Telling someone you’re from California often brings the response, ‘I could never live in a place with all those earthquakes.” Granted that is a serious concern, and is something always in the back of my mind. I’ve experienced several earthquakes, most are described as “Nature’s Rollercoaster”, scary while on the ride but strangely thrilling after the shaking stops.
The exception was the Loma Prieta quake of 1989. I was on BART (the Bay Area’s train system for the uninitiated, the acronym stands for Barely Able to Run on Time), on an elevated section of track when it hit. For several seconds I was honestly afraid the train would be shaken off the tracks. I was also wondering how it felt to anyone traveling under the bay in the Transbay Tube. It turned out that structure was so over engineered the quake was barely felt, though of course that didn’t stop anyone from inventing harrowing stories of survival. Anything to impress the gullible so you could get free drinks out of them.
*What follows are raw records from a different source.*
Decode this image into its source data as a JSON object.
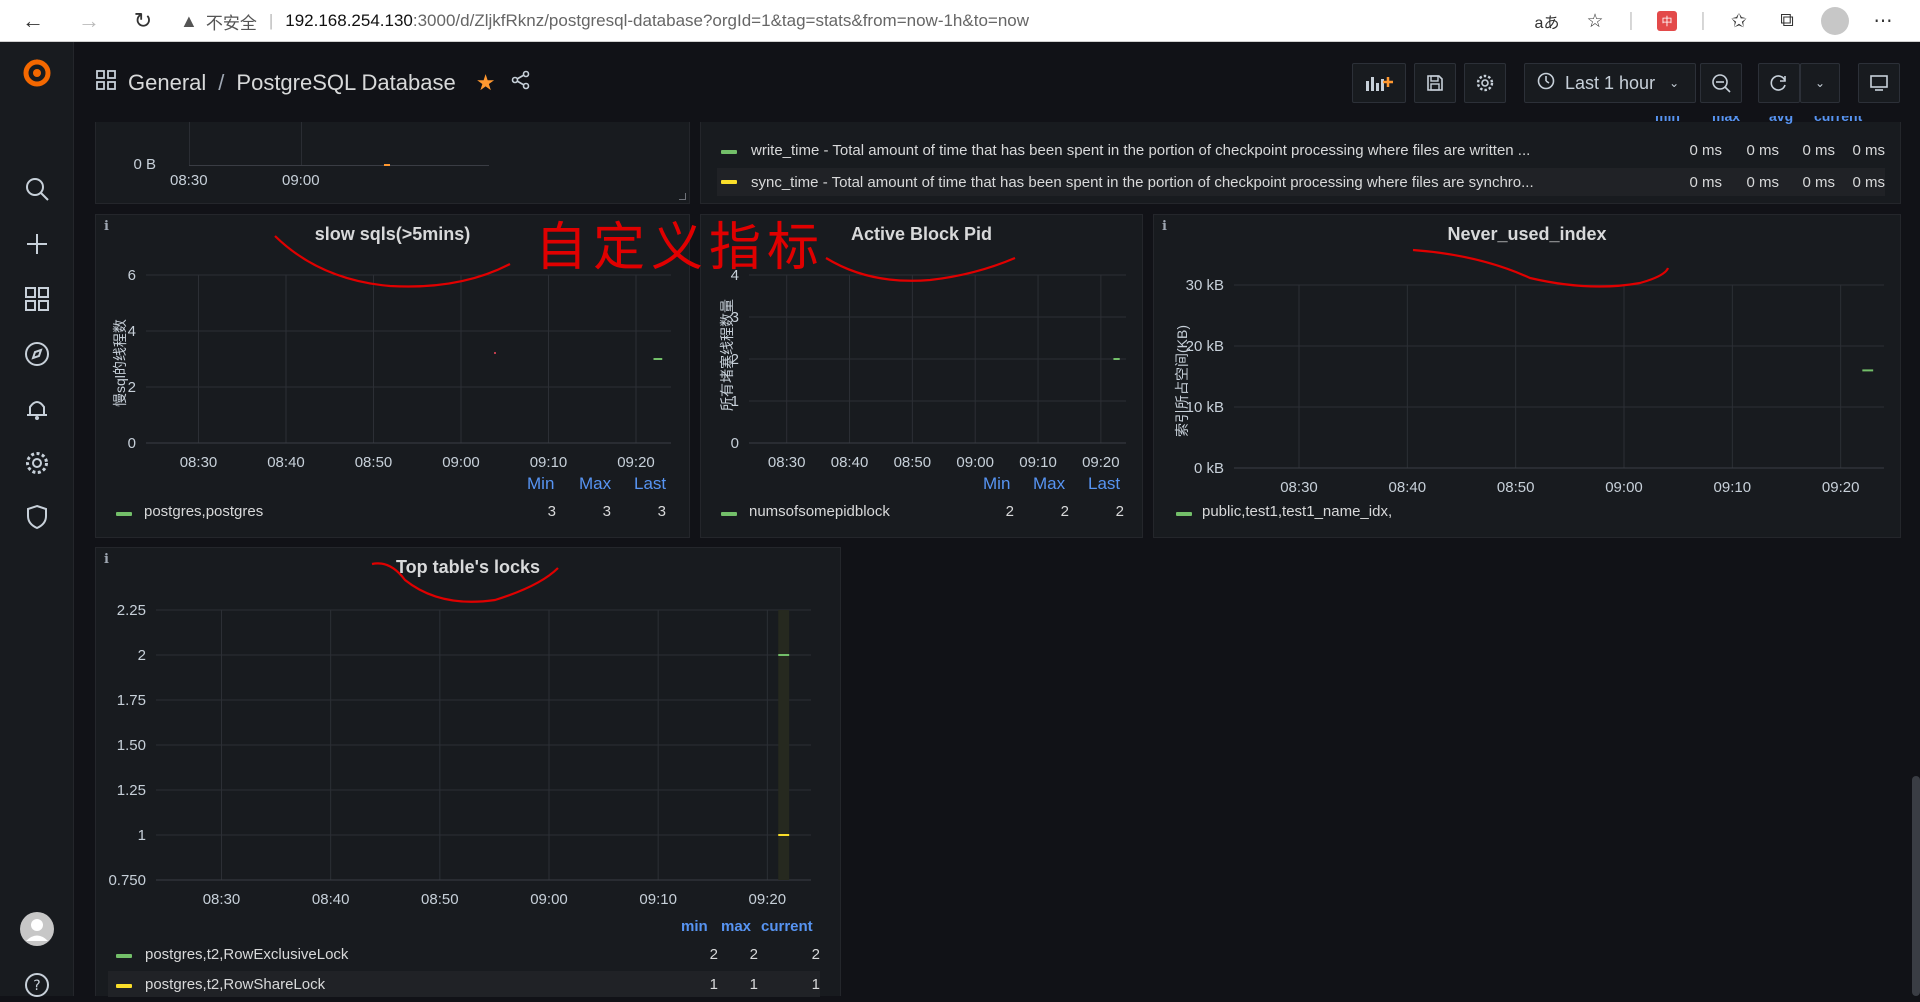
{
  "browser": {
    "insecure_label": "不安全",
    "url_host": "192.168.254.130",
    "url_path": ":3000/d/ZljkfRknz/postgresql-database?orgId=1&tag=stats&from=now-1h&to=now",
    "read_aloud": "aあ",
    "ext_badge": "中"
  },
  "nav": {
    "folder": "General",
    "separator": "/",
    "dashboard": "PostgreSQL Database",
    "time_range": "Last 1 hour"
  },
  "annotation": {
    "handwritten_text": "自定义指标",
    "ink_color": "#e00000"
  },
  "colors": {
    "green": "#73bf69",
    "yellow": "#fade2a",
    "red_point": "#f2495c",
    "blue_header": "#5794f2",
    "panel_bg": "#181b1f",
    "page_bg": "#111217"
  },
  "top_left_panel": {
    "y_tick": "0 B",
    "x_ticks": [
      "08:30",
      "09:00"
    ]
  },
  "checkpoint_panel": {
    "headers": [
      "min",
      "max",
      "avg",
      "current"
    ],
    "rows": [
      {
        "label": "write_time - Total amount of time that has been spent in the portion of checkpoint processing where files are written ...",
        "values": [
          "0 ms",
          "0 ms",
          "0 ms",
          "0 ms"
        ],
        "color": "#73bf69"
      },
      {
        "label": "sync_time - Total amount of time that has been spent in the portion of checkpoint processing where files are synchro...",
        "values": [
          "0 ms",
          "0 ms",
          "0 ms",
          "0 ms"
        ],
        "color": "#fade2a"
      }
    ]
  },
  "slow_sqls": {
    "title": "slow sqls(>5mins)",
    "ylabel": "慢sql的线程数",
    "y_ticks": [
      "6",
      "4",
      "2",
      "0"
    ],
    "x_ticks": [
      "08:30",
      "08:40",
      "08:50",
      "09:00",
      "09:10",
      "09:20"
    ],
    "legend_headers": [
      "Min",
      "Max",
      "Last"
    ],
    "legend": [
      {
        "name": "postgres,postgres",
        "values": [
          "3",
          "3",
          "3"
        ],
        "color": "#73bf69"
      }
    ]
  },
  "active_block": {
    "title": "Active Block Pid",
    "ylabel": "所有堵塞线程数量",
    "y_ticks": [
      "4",
      "3",
      "2",
      "1",
      "0"
    ],
    "x_ticks": [
      "08:30",
      "08:40",
      "08:50",
      "09:00",
      "09:10",
      "09:20"
    ],
    "legend_headers": [
      "Min",
      "Max",
      "Last"
    ],
    "legend": [
      {
        "name": "numsofsomepidblock",
        "values": [
          "2",
          "2",
          "2"
        ],
        "color": "#73bf69"
      }
    ]
  },
  "never_used": {
    "title": "Never_used_index",
    "ylabel": "索引所占空间(KB)",
    "y_ticks": [
      "30 kB",
      "20 kB",
      "10 kB",
      "0 kB"
    ],
    "x_ticks": [
      "08:30",
      "08:40",
      "08:50",
      "09:00",
      "09:10",
      "09:20"
    ],
    "legend": [
      {
        "name": "public,test1,test1_name_idx,",
        "color": "#73bf69"
      }
    ]
  },
  "top_locks": {
    "title": "Top table's locks",
    "y_ticks": [
      "2.25",
      "2",
      "1.75",
      "1.50",
      "1.25",
      "1",
      "0.750"
    ],
    "x_ticks": [
      "08:30",
      "08:40",
      "08:50",
      "09:00",
      "09:10",
      "09:20"
    ],
    "legend_headers": [
      "min",
      "max",
      "current"
    ],
    "legend": [
      {
        "name": "postgres,t2,RowExclusiveLock",
        "values": [
          "2",
          "2",
          "2"
        ],
        "color": "#73bf69"
      },
      {
        "name": "postgres,t2,RowShareLock",
        "values": [
          "1",
          "1",
          "1"
        ],
        "color": "#fade2a"
      }
    ]
  },
  "chart_data": [
    {
      "type": "line",
      "title": "slow sqls(>5mins)",
      "ylabel": "慢sql的线程数",
      "ylim": [
        0,
        6
      ],
      "x": [
        "09:22",
        "09:23"
      ],
      "series": [
        {
          "name": "postgres,postgres",
          "values": [
            3,
            3
          ]
        }
      ]
    },
    {
      "type": "line",
      "title": "Active Block Pid",
      "ylabel": "所有堵塞线程数量",
      "ylim": [
        0,
        4
      ],
      "x": [
        "09:22",
        "09:23"
      ],
      "series": [
        {
          "name": "numsofsomepidblock",
          "values": [
            2,
            2
          ]
        }
      ]
    },
    {
      "type": "line",
      "title": "Never_used_index",
      "ylabel": "索引所占空间(KB)",
      "ylim": [
        0,
        30
      ],
      "x": [
        "09:22",
        "09:23"
      ],
      "series": [
        {
          "name": "public,test1,test1_name_idx,",
          "values": [
            16,
            16
          ]
        }
      ]
    },
    {
      "type": "line",
      "title": "Top table's locks",
      "ylim": [
        0.75,
        2.25
      ],
      "x": [
        "09:21",
        "09:22"
      ],
      "series": [
        {
          "name": "postgres,t2,RowExclusiveLock",
          "values": [
            2,
            2
          ]
        },
        {
          "name": "postgres,t2,RowShareLock",
          "values": [
            1,
            1
          ]
        }
      ]
    }
  ]
}
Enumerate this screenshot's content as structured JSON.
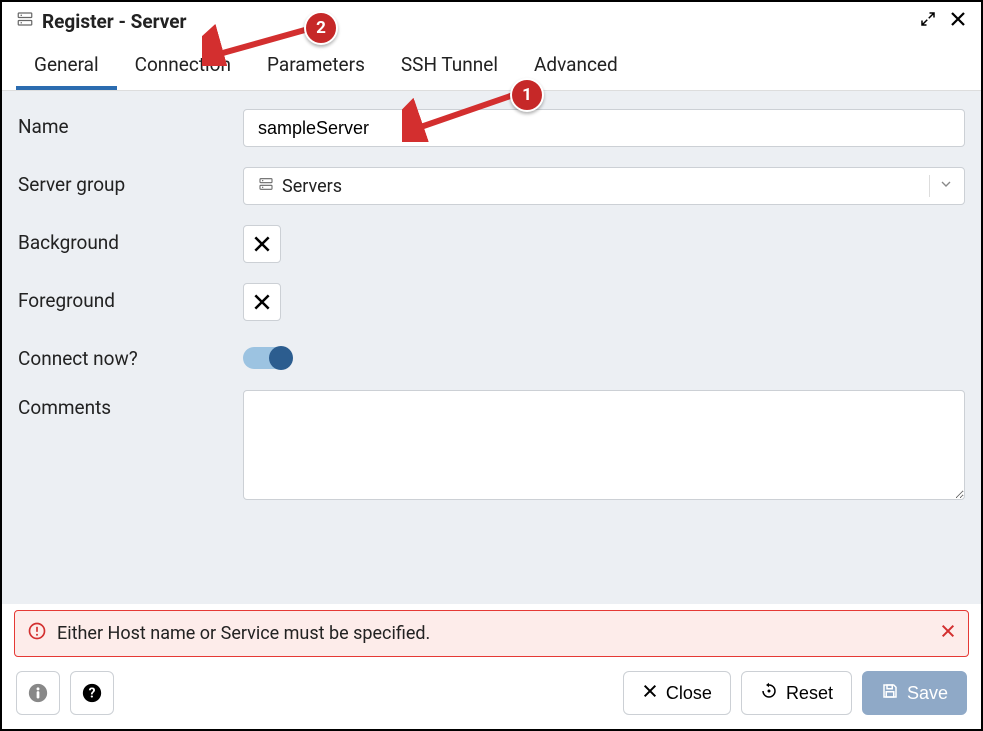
{
  "titlebar": {
    "title": "Register - Server"
  },
  "tabs": {
    "general": "General",
    "connection": "Connection",
    "parameters": "Parameters",
    "ssh_tunnel": "SSH Tunnel",
    "advanced": "Advanced"
  },
  "form": {
    "name_label": "Name",
    "name_value": "sampleServer",
    "server_group_label": "Server group",
    "server_group_value": "Servers",
    "background_label": "Background",
    "foreground_label": "Foreground",
    "connect_now_label": "Connect now?",
    "connect_now_value": true,
    "comments_label": "Comments",
    "comments_value": ""
  },
  "alert": {
    "message": "Either Host name or Service must be specified."
  },
  "footer": {
    "close_label": "Close",
    "reset_label": "Reset",
    "save_label": "Save"
  },
  "annotations": {
    "one": "1",
    "two": "2"
  }
}
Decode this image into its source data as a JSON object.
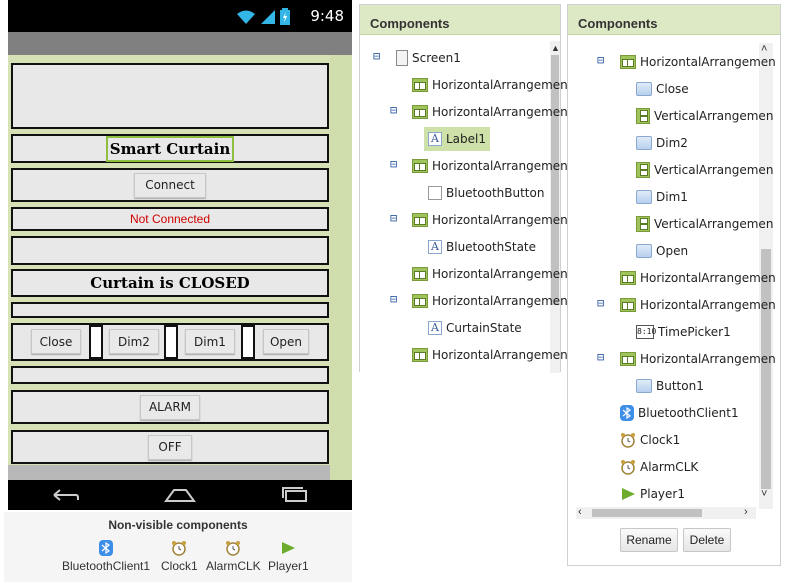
{
  "phone": {
    "time": "9:48",
    "title_label": "Smart Curtain",
    "connect_button": "Connect",
    "status_label": "Not Connected",
    "curtain_state": "Curtain is CLOSED",
    "close_button": "Close",
    "dim2_button": "Dim2",
    "dim1_button": "Dim1",
    "open_button": "Open",
    "alarm_button": "ALARM",
    "off_button": "OFF",
    "status_color": "#d10000"
  },
  "non_visible": {
    "title": "Non-visible components",
    "items": [
      "BluetoothClient1",
      "Clock1",
      "AlarmCLK",
      "Player1"
    ]
  },
  "tree_left": {
    "header": "Components",
    "rows": [
      {
        "label": "Screen1",
        "icon": "screen-icon"
      },
      {
        "label": "HorizontalArrangemen",
        "icon": "horizontal-arrangement-icon"
      },
      {
        "label": "HorizontalArrangemen",
        "icon": "horizontal-arrangement-icon"
      },
      {
        "label": "Label1",
        "icon": "label-icon"
      },
      {
        "label": "HorizontalArrangemen",
        "icon": "horizontal-arrangement-icon"
      },
      {
        "label": "BluetoothButton",
        "icon": "list-picker-icon"
      },
      {
        "label": "HorizontalArrangemen",
        "icon": "horizontal-arrangement-icon"
      },
      {
        "label": "BluetoothState",
        "icon": "label-icon"
      },
      {
        "label": "HorizontalArrangemen",
        "icon": "horizontal-arrangement-icon"
      },
      {
        "label": "HorizontalArrangemen",
        "icon": "horizontal-arrangement-icon"
      },
      {
        "label": "CurtainState",
        "icon": "label-icon"
      },
      {
        "label": "HorizontalArrangemen",
        "icon": "horizontal-arrangement-icon"
      }
    ]
  },
  "tree_right": {
    "header": "Components",
    "rows": [
      {
        "label": "HorizontalArrangemen",
        "icon": "horizontal-arrangement-icon"
      },
      {
        "label": "Close",
        "icon": "button-icon"
      },
      {
        "label": "VerticalArrangemen",
        "icon": "vertical-arrangement-icon"
      },
      {
        "label": "Dim2",
        "icon": "button-icon"
      },
      {
        "label": "VerticalArrangemen",
        "icon": "vertical-arrangement-icon"
      },
      {
        "label": "Dim1",
        "icon": "button-icon"
      },
      {
        "label": "VerticalArrangemen",
        "icon": "vertical-arrangement-icon"
      },
      {
        "label": "Open",
        "icon": "button-icon"
      },
      {
        "label": "HorizontalArrangemen",
        "icon": "horizontal-arrangement-icon"
      },
      {
        "label": "HorizontalArrangemen",
        "icon": "horizontal-arrangement-icon"
      },
      {
        "label": "TimePicker1",
        "icon": "time-picker-icon"
      },
      {
        "label": "HorizontalArrangemen",
        "icon": "horizontal-arrangement-icon"
      },
      {
        "label": "Button1",
        "icon": "button-icon"
      },
      {
        "label": "BluetoothClient1",
        "icon": "bluetooth-icon"
      },
      {
        "label": "Clock1",
        "icon": "clock-icon"
      },
      {
        "label": "AlarmCLK",
        "icon": "clock-icon"
      },
      {
        "label": "Player1",
        "icon": "player-icon"
      }
    ],
    "rename_button": "Rename",
    "delete_button": "Delete"
  },
  "colors": {
    "panel_header": "#dde8c4",
    "selection": "#cde1a8",
    "accent_blue": "#2c5aa0"
  }
}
But “The Big One” has yet to hit, and it is close to being overdue. So with my move to Texas I get to shed myself of that paranoia, and pick up new ones in tornadoes, hail storms, floods and hurricanes. Nothing like variety. I was in one small tornado in Virginia in the early 1990’s; the worst it did was give a few apartments skylights in the complex I was living in.
For hurricanes, in 1998 I was in Florida for a training class when Georges came churning up the west coast of the state. The night before it hit, I was in a hotel bar with my counterparts from our Denver and Dallas offices. The two guys from D.C. who had taught the class had already split, but the rest of us weren’t scheduled to leave until morning. I envisioned the D.C. gents were preparing a report, “The class went exceptionally well, however we now have openings in our Denver, Dallas and San Francisco offices.”
My flight the next morning was the last one out before the Tampa airport closed. A month later I was sent to Guam, just in time for a typhoon to blow through. It was just strong enough to create a bit of excitement, but no damage. So two trips, two storms. Yet for some reason no one in my office wanted to travel with me afterwards.